Singtel to pay $2.47 billion for stakes in Thailand's Intouch and India's Bharti

Singtel is planning to invest in Thailand's Intouch Holdings Plc and raise its stake in India's Bharti Telecom Ltd.
Singtel is planning to invest in Thailand's Intouch Holdings Plc and raise its stake in India's Bharti Telecom Ltd. PHOTO: ST FILE

SINGAPORE - Singapore Telecommunications (Singtel) will spend about S$2.47 billion to buy a 21 per cent stake in Thailand's Intouch Holdings PCL and a further 7.39 per cent stake in Bharti Telecom (BTL) from Temasek Holdings for S$2.47 billion in cash.

The acquisitions gives it a unique opportunity to increase economic exposure to high growth telecom sectors Thailand and India, Singtel said in a filing to the Singapore Exchange before markets opened on Thursday (Aug 18).

The share purchases in the parent companies of the largest mobile-phone operators in India and Thailand will give Singtel a bigger foothold in the two markets, Bloomberg reported earlier.

In Thailand, Singtel already owns just over a fifth (23 per cent) of Advanced Info Service (AIS), while Intouch holds approximately 40.45 per cent of AIS and 41 per cent of Thaicom.

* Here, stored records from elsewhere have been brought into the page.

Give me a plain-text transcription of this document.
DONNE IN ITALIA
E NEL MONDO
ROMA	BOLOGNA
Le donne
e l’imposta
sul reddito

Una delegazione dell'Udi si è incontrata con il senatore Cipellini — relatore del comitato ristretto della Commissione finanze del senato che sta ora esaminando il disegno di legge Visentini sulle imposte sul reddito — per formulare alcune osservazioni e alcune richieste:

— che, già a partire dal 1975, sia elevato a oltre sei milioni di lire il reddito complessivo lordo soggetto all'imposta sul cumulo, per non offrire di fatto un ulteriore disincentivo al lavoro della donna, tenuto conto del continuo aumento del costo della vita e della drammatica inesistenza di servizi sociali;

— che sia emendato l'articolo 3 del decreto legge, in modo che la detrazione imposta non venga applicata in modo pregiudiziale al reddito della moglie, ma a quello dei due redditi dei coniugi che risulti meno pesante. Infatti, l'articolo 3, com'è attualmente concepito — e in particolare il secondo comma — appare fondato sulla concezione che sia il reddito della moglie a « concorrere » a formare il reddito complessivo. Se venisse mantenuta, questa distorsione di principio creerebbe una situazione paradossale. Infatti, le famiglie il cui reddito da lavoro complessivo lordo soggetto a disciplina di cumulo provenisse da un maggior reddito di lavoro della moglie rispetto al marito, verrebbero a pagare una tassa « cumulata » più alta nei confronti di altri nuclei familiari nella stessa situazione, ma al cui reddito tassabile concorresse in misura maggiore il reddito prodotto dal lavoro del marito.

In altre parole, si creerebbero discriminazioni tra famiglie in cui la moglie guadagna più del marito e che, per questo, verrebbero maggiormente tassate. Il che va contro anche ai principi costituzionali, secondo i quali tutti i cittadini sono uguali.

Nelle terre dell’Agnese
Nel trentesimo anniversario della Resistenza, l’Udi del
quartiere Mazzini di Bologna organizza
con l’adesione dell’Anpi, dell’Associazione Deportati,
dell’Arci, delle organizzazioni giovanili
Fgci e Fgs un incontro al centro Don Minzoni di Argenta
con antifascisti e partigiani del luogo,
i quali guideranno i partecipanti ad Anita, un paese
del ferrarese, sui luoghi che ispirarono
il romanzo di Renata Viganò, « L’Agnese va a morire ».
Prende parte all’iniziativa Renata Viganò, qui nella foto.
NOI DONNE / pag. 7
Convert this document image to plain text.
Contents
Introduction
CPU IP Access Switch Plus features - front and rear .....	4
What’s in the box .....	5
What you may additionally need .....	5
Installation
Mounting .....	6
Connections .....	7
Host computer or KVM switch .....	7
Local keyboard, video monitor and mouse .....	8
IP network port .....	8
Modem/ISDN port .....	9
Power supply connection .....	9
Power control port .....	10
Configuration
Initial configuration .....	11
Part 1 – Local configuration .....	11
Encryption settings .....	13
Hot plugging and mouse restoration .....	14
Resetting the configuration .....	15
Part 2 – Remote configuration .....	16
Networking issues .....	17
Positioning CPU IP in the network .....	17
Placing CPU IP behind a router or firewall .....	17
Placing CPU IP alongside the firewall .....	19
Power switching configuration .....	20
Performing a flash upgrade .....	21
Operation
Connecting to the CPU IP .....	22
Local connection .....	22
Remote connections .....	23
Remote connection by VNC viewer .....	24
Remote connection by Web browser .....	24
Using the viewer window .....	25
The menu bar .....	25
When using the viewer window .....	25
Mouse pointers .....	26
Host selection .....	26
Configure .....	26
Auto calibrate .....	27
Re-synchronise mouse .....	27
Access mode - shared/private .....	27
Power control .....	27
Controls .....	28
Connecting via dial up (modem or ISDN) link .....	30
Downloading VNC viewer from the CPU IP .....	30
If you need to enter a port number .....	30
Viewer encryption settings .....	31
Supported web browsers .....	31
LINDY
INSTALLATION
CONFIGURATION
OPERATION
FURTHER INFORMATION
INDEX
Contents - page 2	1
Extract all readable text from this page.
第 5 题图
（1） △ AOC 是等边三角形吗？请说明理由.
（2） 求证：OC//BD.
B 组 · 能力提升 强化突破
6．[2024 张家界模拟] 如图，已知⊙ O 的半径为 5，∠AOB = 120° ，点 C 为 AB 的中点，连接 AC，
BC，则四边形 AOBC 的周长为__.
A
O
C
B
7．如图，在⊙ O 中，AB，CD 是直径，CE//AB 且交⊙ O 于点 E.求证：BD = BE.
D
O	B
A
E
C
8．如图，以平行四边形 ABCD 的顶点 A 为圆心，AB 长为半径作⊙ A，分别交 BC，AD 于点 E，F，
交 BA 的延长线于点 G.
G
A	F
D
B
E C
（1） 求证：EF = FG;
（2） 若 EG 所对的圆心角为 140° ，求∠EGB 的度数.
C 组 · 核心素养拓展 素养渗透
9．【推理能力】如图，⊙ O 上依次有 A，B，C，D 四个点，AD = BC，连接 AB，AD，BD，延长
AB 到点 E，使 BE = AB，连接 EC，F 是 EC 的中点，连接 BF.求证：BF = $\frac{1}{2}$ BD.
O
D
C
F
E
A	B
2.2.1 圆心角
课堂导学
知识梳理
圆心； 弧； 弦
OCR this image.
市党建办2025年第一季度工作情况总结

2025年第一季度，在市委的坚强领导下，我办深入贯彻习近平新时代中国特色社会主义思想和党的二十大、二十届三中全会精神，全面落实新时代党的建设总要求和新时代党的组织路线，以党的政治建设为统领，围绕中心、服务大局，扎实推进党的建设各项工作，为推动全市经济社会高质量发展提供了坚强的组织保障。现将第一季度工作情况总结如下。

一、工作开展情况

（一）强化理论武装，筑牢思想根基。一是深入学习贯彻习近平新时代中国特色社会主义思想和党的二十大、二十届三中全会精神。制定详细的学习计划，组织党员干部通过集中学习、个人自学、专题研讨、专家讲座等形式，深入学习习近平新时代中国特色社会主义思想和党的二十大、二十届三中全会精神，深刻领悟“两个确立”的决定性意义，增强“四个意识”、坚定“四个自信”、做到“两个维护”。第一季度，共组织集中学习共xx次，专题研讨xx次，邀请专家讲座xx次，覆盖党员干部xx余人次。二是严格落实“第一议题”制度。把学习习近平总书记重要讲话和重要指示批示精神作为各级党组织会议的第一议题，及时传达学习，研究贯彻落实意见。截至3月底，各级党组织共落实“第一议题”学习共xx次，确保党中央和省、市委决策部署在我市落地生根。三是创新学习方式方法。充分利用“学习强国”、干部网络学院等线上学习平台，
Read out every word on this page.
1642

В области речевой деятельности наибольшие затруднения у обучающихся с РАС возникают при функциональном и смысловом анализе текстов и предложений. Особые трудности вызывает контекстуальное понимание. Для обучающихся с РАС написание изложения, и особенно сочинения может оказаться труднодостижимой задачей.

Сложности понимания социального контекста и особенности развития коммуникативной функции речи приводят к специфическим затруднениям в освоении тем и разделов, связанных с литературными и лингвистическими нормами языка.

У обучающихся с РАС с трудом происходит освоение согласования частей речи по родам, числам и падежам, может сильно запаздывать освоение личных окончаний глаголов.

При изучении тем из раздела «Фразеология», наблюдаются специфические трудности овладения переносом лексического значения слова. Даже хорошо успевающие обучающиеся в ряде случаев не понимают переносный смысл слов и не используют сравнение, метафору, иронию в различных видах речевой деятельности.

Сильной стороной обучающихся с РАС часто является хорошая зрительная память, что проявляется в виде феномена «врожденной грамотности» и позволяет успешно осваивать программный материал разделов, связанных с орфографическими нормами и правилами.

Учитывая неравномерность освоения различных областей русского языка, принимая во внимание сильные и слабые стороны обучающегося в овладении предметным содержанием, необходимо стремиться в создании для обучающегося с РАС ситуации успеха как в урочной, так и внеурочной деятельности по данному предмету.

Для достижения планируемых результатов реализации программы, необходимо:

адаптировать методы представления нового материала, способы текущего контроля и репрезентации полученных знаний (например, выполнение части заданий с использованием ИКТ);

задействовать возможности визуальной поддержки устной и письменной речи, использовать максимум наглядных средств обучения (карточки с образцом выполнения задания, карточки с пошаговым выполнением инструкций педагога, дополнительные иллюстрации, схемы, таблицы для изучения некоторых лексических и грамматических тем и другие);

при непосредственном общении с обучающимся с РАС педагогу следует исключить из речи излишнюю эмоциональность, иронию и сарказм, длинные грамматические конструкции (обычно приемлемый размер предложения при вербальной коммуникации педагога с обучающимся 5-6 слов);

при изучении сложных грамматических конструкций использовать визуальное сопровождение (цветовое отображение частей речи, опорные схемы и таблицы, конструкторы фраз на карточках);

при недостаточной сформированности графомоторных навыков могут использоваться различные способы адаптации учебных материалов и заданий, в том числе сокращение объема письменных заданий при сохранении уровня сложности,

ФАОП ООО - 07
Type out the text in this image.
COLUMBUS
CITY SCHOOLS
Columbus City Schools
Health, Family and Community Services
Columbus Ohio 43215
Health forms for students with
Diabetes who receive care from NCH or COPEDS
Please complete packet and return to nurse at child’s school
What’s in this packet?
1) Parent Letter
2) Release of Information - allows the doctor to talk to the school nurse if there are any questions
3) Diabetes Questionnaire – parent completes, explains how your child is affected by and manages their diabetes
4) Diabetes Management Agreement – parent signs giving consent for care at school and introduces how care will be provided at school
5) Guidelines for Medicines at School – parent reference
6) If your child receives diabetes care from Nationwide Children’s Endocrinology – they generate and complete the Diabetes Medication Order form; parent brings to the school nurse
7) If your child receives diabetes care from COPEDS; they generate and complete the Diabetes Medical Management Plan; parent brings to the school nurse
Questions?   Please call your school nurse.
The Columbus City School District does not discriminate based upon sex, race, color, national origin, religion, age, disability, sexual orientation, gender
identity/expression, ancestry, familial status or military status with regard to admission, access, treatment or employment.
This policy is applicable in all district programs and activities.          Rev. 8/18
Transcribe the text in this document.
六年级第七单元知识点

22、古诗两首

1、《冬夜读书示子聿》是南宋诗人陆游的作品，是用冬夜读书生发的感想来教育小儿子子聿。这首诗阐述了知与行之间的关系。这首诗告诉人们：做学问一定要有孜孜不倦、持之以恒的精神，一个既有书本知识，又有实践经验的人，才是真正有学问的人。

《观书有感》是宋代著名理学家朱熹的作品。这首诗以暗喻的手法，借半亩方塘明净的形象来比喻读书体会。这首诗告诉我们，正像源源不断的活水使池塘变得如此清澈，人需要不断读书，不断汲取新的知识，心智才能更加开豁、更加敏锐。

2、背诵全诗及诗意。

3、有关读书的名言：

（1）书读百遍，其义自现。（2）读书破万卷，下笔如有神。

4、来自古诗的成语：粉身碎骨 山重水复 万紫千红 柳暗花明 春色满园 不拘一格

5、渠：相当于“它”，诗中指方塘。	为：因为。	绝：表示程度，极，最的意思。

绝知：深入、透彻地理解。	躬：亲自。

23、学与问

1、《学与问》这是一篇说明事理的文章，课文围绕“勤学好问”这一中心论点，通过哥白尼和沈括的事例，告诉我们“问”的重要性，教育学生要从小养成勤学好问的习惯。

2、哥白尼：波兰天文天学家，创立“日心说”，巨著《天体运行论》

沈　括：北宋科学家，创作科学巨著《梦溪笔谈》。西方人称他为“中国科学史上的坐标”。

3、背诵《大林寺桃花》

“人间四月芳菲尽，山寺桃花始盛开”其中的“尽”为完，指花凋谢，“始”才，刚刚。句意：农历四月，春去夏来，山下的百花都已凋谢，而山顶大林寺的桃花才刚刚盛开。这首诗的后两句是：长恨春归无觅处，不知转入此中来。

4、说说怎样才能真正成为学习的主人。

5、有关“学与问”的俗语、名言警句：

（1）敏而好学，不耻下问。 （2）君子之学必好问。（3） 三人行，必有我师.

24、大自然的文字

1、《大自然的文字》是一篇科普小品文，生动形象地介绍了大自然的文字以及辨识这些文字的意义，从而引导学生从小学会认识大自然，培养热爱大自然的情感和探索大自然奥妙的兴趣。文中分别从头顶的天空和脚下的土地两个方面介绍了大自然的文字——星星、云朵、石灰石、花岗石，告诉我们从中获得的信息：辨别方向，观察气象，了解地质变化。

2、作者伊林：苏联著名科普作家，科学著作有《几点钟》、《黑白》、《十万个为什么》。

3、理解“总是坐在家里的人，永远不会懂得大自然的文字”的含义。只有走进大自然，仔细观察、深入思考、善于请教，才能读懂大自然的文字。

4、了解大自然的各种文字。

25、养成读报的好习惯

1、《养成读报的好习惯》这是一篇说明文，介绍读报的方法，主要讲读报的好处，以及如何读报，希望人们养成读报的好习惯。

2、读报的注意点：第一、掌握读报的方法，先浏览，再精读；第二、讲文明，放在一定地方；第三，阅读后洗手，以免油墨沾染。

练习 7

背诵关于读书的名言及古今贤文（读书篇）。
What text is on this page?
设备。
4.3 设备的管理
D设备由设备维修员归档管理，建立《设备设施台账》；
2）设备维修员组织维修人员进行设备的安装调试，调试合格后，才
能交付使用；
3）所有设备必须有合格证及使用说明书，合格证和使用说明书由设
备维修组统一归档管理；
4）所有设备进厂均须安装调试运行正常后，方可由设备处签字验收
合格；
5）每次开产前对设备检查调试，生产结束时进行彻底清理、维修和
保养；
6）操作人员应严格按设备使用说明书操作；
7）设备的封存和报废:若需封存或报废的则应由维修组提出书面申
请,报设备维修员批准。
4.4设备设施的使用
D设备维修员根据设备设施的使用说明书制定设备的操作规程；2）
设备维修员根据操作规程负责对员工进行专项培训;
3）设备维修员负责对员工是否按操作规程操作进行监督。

In India, Singtel currently holds a 39.78 stake in BTL, the parent company of Bharti Airtel. With its planned purchase of BTL shares, Singtel's stake in BTL will rise to 47.17 per cent.

Said Singtel: "Intouch and BTL own assets that are leaders in their respective markets, with strong track records of earnings growth. AIS and BAL have secured spectrum holdings for the long term and invested extensively in their networks. These investments position both companies well to compete and capture the growth in mobile internet services.

Intouch has an interesting history. It was formerly known as Shin Corp and in 2006, a Temasek-led US$3.8 billion investment in the Thal telecom company, then owned by the family of former Thai Prime Minister Thaksin Shinawatra, triggered a political crisis that led to Mr Thaksin's ouster in a bloodless coup.

Singtel's latest investments will be funded through internal cash, short-term debt and proceeds from a share placement of 386 million new Singtel shares to Temasek totalling S$1.605 billion.

The deal, subject to shareholder and regulatory approvals, is expected to be completed by December, according to the statement.

Singtel is offering about 1.9 per cent less than Wednesday's closing price for Intouch shares. Bharti Telecom is closely held. The share placement to Temasek, already the majority shareholder in Singtel with 51 per cent as of May 30, is set at about 1.2 per cent below Wednesday's closing price.

Singtel shares were up 2 Singapore cents, or about 0.5 per cent, to S$4.23 as of 9:30amon Thursday. They have risen about 15 per cent this year, compared with the 1.4 per cent drop in the Straits Times Index.